Considering that Thomas Jefferson found meaning in this painting of Herodias, may we also query whether it may have possessed both a religious and a political connotation that resonated both within him and with respect to his times?  As Professor Marvin Olasky has convincingly argued, the American War of Independence was fought for much more than economic freedom and “no taxation without representation.” Virtue, or morality, and the right to govern their religious affairs were paramount in the minds and hearts of the American patriots of ‘76. Their legacy and belief in divine rights was borne of pilgrims and puritans, and other persecuted religious minorities, who immigrated to the new world in search of religious freedom by escaping the entrenched tyranny of church and state which were deeply rooted for centuries in Great Britain and Europe.  In this regard, the Revolutionary War was as much a battle against “the corruption of 18th century British high society,” as it was about financial matters.[1] It is virtue that inspired these souls to battle against great odds, more than simple monetary gain.
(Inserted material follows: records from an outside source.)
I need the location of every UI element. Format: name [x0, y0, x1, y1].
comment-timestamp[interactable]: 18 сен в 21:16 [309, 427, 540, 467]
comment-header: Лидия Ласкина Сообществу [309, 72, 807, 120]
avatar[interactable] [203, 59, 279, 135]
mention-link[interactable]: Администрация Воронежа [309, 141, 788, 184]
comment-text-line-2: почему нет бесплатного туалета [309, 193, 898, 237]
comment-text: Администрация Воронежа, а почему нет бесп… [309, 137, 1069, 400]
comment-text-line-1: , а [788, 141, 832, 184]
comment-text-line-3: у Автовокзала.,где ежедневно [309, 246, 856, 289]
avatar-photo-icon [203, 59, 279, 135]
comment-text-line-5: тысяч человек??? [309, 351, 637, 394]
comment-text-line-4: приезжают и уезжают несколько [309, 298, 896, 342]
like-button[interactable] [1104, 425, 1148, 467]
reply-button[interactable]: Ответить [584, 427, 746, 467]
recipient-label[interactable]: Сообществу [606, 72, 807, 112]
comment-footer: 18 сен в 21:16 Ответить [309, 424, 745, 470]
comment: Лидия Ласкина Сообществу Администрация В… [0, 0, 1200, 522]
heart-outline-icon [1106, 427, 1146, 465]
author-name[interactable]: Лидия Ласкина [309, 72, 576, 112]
It is virtue battling against tyranny that inspired Thomas Jefferson and his fellow Virginians to risk treason against the king of England, and potential death by hanging as the penalty for their rebellion.  
The Seal of the Commonwealth of Virginia shows Virtue, spear in hand, with her foot on the prostrate form of Tyranny, whose crown lies nearby.[2]  In one sense, this singular image of Virtue conquering Tyranny may justly sum up Jefferson’s political convictions. Not only does this theme reverberate in the life and writings of each author cited by him for the principles of the Declaration, but it is also recurrent in Jefferson’s own life. From his Summary View of the Rights of British America (1774), to the Declaration of Independence (1776), to his Notes on the State of Virginia (1785), and finally to his Statute for Religious Freedom (1786), Jefferson dedicated his public service to overcoming all forms of tyranny in government, church and state, through a constant appeal to moral principles and natural rights. From the Summary View, representing the sentiments of  “a free people claiming their rights, as derived from the laws of nature” … he states that, “History has informed us that bodies of men, as well as individuals, are susceptible of the spirit of tyranny, [and states that] the whole art of government consists in the art of being honest.” From the Statute for Religious Freedom, “Whereas Almighty God hath created the mind free; that all attempts to influence it by temporal punishment or burdens, or by civil incapacitations …are a departure from the plan of the Holy author of our religion.”  Lastly, in what may be deemed to be his personal motto, he stated, “for I have sworn upon the altar of god eternal hostility against every form of tyranny over the mind of man.”[3]



[1] Marvin Olasky, Fighting for Liberty and Virtue (Regnery Publishing, Washington D.C., 1996) p. 142.
[2] The Seal was planned by George Mason and designed by George Wythe. See Kate Mason Rowland, The Life of George Mason, 1725-1792 (G.P. Putnam's Sons, 1892) pp. 264–26.
[3] Thomas Jefferson to Dr. Benjamin Rush, September 23, 1800, ME 10:175.